Writers and publishers generally talk about selling books, choosing a path for printing and distribution, the importance of professional editing and design, and technical matters pertaining to grammar and style. But what about the path one takes to become a writer? Certainly, we must all learn about semicolons and apostrophes, but that journey is often inspired by an earlier and more profound one. From whence comes the call to translate vivid life experiences and ideas—the sublime, the horrific, the transcendent, the transformational, the imagined—into a form that can be shared? What does it mean to live the writer’s life—as opposed to the publisher’s?
A friend recently suggested I take a look at KatieAndJessieOnABoat.com, a blog created by Katie Smith and Jessie Zevalkink—two young women making a long journey on a small boat. After turning a fixer-upper sailboat into a humble home, they made their way from the Great Lakes down the Mississippi and its tributaries to the Gulf of Mexico. Destination: across the Gulf Stream to the Bahamas. Their site is a chronicle of their thoughts, adventures, friends and photographs gathered along the way.
Back in the 1980s and 90s, I took off in a small sailboat with an even smaller amount of money to go find my own stories. I had remarkable experiences cruising solo in the Bahamas and crossing the Atlantic to Gibraltar. I had some of the best and worst times of my life on those voyages and today, I look back on my past without an ounce of regret over things I “should have” done.
Those were days before GPS and the Internet, before digital cameras, before Facebook and Flickr. I took photos (remember 35mm film?) and even created my own tongue-in-cheek edition of “Captain Dave’s Nautical News,” but recording and sharing my adventures was much more difficult then than it is today. Nevertheless, I had some inkling, even as a young man, that I would one day wish to write about my journeys. With that in mind, I took a few more chances and explored a few more blind alleys. “What can I do today that will be worth writing about?”

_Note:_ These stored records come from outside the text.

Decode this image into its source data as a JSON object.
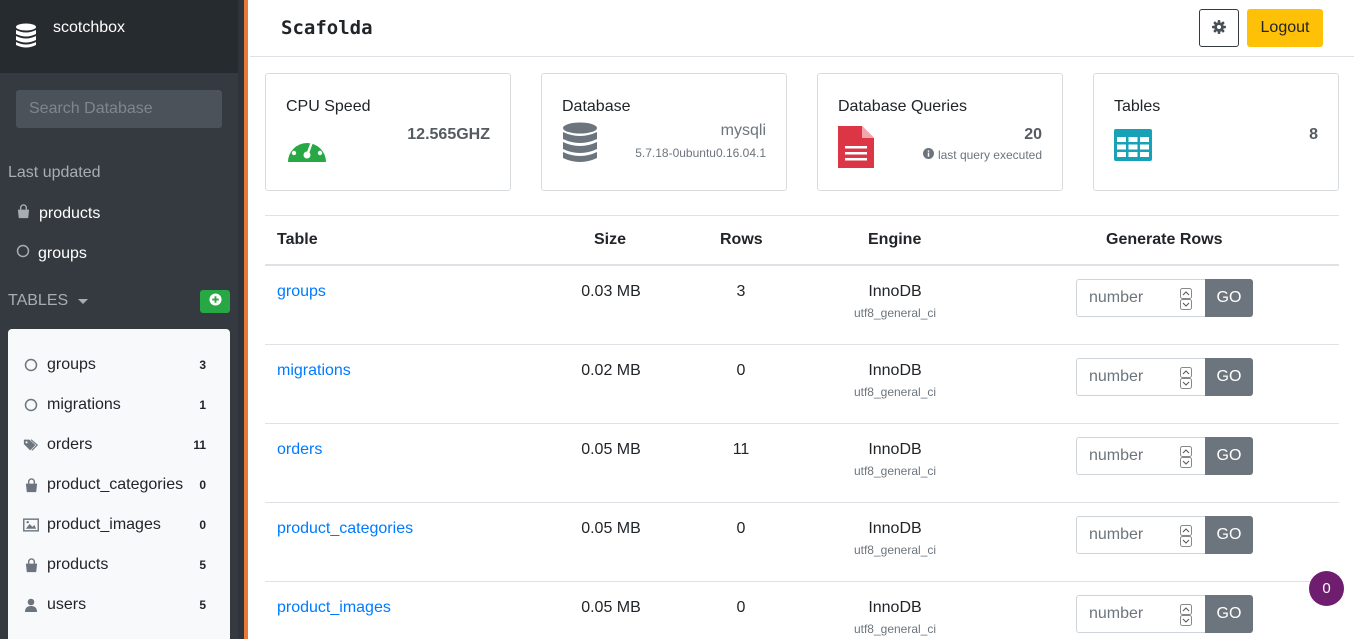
{
  "sidebar": {
    "brand": "scotchbox",
    "search_placeholder": "Search Database",
    "last_updated_label": "Last updated",
    "last_updated": [
      {
        "label": "products",
        "icon": "shopping-bag-icon"
      },
      {
        "label": "groups",
        "icon": "circle-outline-icon"
      }
    ],
    "tables_label": "TABLES",
    "tables": [
      {
        "label": "groups",
        "count": "3",
        "icon": "circle-outline-icon"
      },
      {
        "label": "migrations",
        "count": "1",
        "icon": "circle-outline-icon"
      },
      {
        "label": "orders",
        "count": "11",
        "icon": "tags-icon"
      },
      {
        "label": "product_categories",
        "count": "0",
        "icon": "shopping-bag-icon"
      },
      {
        "label": "product_images",
        "count": "0",
        "icon": "image-icon"
      },
      {
        "label": "products",
        "count": "5",
        "icon": "shopping-bag-icon"
      },
      {
        "label": "users",
        "count": "5",
        "icon": "user-icon"
      }
    ]
  },
  "header": {
    "title": "Scafolda",
    "logout_label": "Logout"
  },
  "cards": {
    "cpu": {
      "title": "CPU Speed",
      "value": "12.565GHZ",
      "icon": "dashboard-gauge-icon",
      "color": "#28a745"
    },
    "database": {
      "title": "Database",
      "value": "mysqli",
      "sub": "5.7.18-0ubuntu0.16.04.1",
      "icon": "database-icon",
      "color": "#6c757d"
    },
    "queries": {
      "title": "Database Queries",
      "value": "20",
      "sub": "last query executed",
      "icon": "file-text-icon",
      "color": "#dc3545"
    },
    "tables": {
      "title": "Tables",
      "value": "8",
      "icon": "table-icon",
      "color": "#17a2b8"
    }
  },
  "table": {
    "headers": {
      "table": "Table",
      "size": "Size",
      "rows": "Rows",
      "engine": "Engine",
      "generate": "Generate Rows"
    },
    "input_placeholder": "number",
    "go_label": "GO",
    "rows": [
      {
        "name": "groups",
        "size": "0.03 MB",
        "rows": "3",
        "engine": "InnoDB",
        "collation": "utf8_general_ci"
      },
      {
        "name": "migrations",
        "size": "0.02 MB",
        "rows": "0",
        "engine": "InnoDB",
        "collation": "utf8_general_ci"
      },
      {
        "name": "orders",
        "size": "0.05 MB",
        "rows": "11",
        "engine": "InnoDB",
        "collation": "utf8_general_ci"
      },
      {
        "name": "product_categories",
        "size": "0.05 MB",
        "rows": "0",
        "engine": "InnoDB",
        "collation": "utf8_general_ci"
      },
      {
        "name": "product_images",
        "size": "0.05 MB",
        "rows": "0",
        "engine": "InnoDB",
        "collation": "utf8_general_ci"
      }
    ]
  },
  "notification_badge": "0",
  "colors": {
    "sidebar_bg": "#343a40",
    "accent": "#e8773a",
    "link": "#007bff",
    "logout": "#ffc107",
    "badge": "#6f1d6f"
  }
}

Before those voyages, back in the late 70s, my high school friend Gene Flipse introduced me to boating and Miami’s Biscayne Bay. Today, Gene runs Conscious Breath Adventures—one-week excursions to the Dominican Republic’s Silver Bank to swim with migrating humpback whales. His weekly cruise reports offer astounding views and descriptions of whales in the wild.
Katie and Jessie and Gene offer an important reminder for those of us who spend countless hours marketing our prose. The writer’s life—or at least a critical part of it—is not about publishing. The writer’s life is about stepping off the sidewalk, paying attention to details, and placing a certain amount of faith in the premise that because you survived all the days preceding this one, you’ll likely survive whatever you encounter today. Why not go for it? The writer’s life is about living a life worth writing about—even if you never set pen to paper.
Two decades after my sailing voyages, I’m still tapping away at the keyboard polishing up my old stories. But a few months ago, I decided I’d been away from the water too long and I bought myself a fifteen-foot open sailboat. It feels good to be out there having aquatic adventures again—even if they don’t span months and thousands of miles.
Your adventures may be different—not smaller, but different: parenting, adopting a stray animal, losing your job, starting a career, getting lost in an unfamiliar town, having a vivid dream, getting married, getting divorced, going blind, inventing something important that nobody will pay attention to—but these experiences are the stuff from which great literature is made. Publishing is a great adventure in itself and a noble endeavor, but of all its dangers and pitfalls, perhaps the greatest is the possibility that the demands of turning our books into products might distract us from the far more important process of having experiences and turning them into stories.
As the old saying goes, “you’re either talking about it or you’re doing it.” As your story transitions from experience to manuscript to book, don’t forget to live the writer’s life. There is none better.